In case of Master Failure, It is easy to make the master write periodic checkpoints of the master data structures described above. If the master task dies, a new copy can be started from the last checkpointed state.

Implementation

Uses commodity HW and GFS.
Master/Slave relationship amongst machines. Master delegates tasks to slaves.
Intermediate representation saved as files.
Many MapReduce jobs can happen in sequence.

Naiad

Where MapReduce was suited for a specific family of solutions, Naiad tries to generalize the solution to apply parallelization to a much wider family. Naiad supports MapReduce style solutions, but also many other solutions.

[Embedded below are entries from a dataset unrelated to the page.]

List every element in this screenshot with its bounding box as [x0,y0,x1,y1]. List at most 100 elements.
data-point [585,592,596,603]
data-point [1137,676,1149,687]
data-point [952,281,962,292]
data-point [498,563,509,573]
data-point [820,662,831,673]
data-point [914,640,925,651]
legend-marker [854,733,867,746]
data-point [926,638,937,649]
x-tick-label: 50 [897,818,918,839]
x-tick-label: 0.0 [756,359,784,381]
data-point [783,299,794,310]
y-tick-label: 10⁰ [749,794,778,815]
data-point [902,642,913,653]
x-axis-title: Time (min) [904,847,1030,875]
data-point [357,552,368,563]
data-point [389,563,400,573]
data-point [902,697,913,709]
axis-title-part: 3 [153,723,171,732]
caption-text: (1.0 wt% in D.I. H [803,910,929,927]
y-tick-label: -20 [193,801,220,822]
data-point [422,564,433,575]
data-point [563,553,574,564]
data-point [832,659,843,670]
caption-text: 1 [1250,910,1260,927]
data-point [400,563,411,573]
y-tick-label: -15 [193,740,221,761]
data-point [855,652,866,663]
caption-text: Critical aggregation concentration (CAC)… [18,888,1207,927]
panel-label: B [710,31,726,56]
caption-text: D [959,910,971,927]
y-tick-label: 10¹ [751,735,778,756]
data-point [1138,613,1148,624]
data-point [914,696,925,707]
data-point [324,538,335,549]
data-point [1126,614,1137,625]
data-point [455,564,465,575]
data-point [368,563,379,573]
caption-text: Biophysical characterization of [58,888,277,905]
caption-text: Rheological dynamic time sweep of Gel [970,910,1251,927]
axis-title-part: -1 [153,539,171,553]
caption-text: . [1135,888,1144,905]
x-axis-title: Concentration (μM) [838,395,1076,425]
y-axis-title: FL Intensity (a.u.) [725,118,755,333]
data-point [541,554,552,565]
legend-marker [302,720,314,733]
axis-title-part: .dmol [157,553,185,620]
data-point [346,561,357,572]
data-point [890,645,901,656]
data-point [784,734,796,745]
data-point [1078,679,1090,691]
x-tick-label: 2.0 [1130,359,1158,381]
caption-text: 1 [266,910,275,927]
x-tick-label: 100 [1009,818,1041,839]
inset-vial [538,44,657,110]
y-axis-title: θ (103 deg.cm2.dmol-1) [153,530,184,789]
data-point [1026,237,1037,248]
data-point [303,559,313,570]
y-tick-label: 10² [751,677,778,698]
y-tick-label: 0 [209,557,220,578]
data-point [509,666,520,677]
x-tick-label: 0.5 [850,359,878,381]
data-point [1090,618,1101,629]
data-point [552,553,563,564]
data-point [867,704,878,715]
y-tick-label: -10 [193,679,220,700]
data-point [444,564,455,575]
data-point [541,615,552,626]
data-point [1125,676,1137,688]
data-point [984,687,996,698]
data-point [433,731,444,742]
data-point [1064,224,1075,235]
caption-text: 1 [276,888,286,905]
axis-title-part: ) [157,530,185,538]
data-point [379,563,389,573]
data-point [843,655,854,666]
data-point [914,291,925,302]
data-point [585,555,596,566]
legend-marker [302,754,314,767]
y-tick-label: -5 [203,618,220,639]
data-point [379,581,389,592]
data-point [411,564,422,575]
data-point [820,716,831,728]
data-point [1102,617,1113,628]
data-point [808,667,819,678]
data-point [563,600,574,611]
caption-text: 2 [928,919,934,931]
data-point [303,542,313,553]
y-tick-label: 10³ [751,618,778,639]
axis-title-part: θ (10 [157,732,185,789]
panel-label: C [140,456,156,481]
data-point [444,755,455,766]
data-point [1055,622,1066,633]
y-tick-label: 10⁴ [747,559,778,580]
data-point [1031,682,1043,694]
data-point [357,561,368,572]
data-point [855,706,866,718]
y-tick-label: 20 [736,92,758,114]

However, the tradeoff was simplicity. It's like we took MapReduce and took away its low barrier to entry. The idea is to create a constrained graph that can easily be parallelized.

More complicated than Map Reduce
Talks about Timely dataflow graphs
Its all about Graph algorithms - Graph abstraction
Restrictions on graphs so that they can be mapped to parllel computation
How to fit anything to this model is a big question.
More general than map reduce.

After reading the MapReduce paper, you could easily write a map reduce job. After reading the Naiad, you can't. Naiad is super complicated.
Their model is super complicated. It doesn't minimize our cognitive load.
Doesn't scale at all. After about 40 nodes, there is no improvement in performance. MapReduce can scale to thousands of nodes and scales forever.
Nobody wants to use it because the abstraction is complicated.